Thank you for sharing this powerful story with us. Could you tell us about what inspired you to write it? When I came to this program, it was not how I am now. I have made a step, and my story is all about the journey I took. I wanted to write about the journey I took because I moved from one place to another and migrated from the village to town using an airplane. When we took a journey from DRC to Uganda, Kampala, there was a difference we saw, from where we were before and where we went. There were good roads and flat houses. My story is true, and some of it is fictionalized. What messages do you hope your readers will take away from your story? I hope my readers will take away from my story not to make bad friends who show you a bad path to follow because the influence of bad friends may lead you to get in trouble or spoil your future.
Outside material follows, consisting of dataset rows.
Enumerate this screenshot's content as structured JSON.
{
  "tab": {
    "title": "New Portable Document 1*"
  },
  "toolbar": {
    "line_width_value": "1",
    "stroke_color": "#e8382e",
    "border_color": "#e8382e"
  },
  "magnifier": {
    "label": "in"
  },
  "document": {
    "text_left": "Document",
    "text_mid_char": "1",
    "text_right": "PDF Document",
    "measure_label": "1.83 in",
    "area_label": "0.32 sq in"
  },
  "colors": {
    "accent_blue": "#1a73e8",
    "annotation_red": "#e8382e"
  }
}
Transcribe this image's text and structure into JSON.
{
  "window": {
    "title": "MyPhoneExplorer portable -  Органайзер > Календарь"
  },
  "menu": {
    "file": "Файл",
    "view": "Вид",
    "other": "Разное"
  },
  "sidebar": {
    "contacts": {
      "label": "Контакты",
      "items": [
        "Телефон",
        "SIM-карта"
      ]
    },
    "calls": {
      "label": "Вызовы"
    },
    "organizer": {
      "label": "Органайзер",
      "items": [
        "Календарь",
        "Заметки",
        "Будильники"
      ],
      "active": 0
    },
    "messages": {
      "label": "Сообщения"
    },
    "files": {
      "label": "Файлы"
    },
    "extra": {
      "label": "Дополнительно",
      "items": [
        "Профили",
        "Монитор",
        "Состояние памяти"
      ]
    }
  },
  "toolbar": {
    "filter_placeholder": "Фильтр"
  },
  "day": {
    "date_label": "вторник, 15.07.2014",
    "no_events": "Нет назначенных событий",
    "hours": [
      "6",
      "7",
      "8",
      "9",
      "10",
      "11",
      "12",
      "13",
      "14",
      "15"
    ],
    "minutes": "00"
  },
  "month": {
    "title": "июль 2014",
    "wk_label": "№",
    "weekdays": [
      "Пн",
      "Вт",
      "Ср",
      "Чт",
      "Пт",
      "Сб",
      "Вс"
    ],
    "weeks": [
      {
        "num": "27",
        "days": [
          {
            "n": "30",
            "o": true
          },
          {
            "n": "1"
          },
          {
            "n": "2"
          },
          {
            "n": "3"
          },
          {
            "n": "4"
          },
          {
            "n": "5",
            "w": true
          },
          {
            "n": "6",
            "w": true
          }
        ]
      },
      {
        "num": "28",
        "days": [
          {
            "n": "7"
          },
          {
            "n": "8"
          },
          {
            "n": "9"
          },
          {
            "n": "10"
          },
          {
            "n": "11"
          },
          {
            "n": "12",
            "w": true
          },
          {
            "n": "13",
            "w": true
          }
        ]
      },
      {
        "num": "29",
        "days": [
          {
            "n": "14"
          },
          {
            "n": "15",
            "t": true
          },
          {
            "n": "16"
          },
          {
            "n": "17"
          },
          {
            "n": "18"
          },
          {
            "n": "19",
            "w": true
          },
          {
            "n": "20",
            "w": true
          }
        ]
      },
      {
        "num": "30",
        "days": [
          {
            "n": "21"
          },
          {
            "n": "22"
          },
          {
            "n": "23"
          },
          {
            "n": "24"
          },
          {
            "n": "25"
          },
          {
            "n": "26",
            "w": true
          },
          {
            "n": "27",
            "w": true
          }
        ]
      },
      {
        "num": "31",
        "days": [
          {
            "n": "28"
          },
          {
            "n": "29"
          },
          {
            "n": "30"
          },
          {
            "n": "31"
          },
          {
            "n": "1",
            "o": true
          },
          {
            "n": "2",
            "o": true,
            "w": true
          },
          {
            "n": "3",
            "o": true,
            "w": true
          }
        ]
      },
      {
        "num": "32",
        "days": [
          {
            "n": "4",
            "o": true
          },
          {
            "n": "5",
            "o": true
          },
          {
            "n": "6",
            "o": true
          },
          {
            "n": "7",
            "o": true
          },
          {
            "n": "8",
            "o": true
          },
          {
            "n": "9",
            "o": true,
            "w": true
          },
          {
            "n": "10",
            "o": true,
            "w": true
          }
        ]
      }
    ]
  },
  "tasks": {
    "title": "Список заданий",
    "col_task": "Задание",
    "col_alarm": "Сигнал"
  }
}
My story lets people know that due to the influence of bad friends, my brother Nelson started smoking and taking alcohol. I want to show readers that you have to make good friends to show you the right path to follow. What is the point of storytelling to you? Why do we tell stories, what do they do for us, and what purpose do they serve? We tell stories to reduce stress, to train ourselves and create confidence and connections. You also can tell stories to build a living career through selling them, and lastly, to be famous. As for me, the main reason why I tell stories is because I want people to remember me when I’m gone but also to share my life with those who have never even met me. Did your story change over the course of your participation in the storytelling workshops? How? My story changed throughout the workshops that made me quick and sharp when thinking of creative writing and new ideas. With the help of our workshop facilitators, I managed to maintain the meaning and core of my story, while enhancing the clarity of my storytelling. I am happy with the final result. How does your story offer an alternative path, point of view, or way forward? How does it speak to the possibility of an otherwise? My story tells about the journey I took and it offers an alternative path on how to live with others and how to avoid bad groups. With the few years of age that I have, I managed to live different lifestyles and with that I think I am now able to avoid people who are not bringing any positive contribution in my life.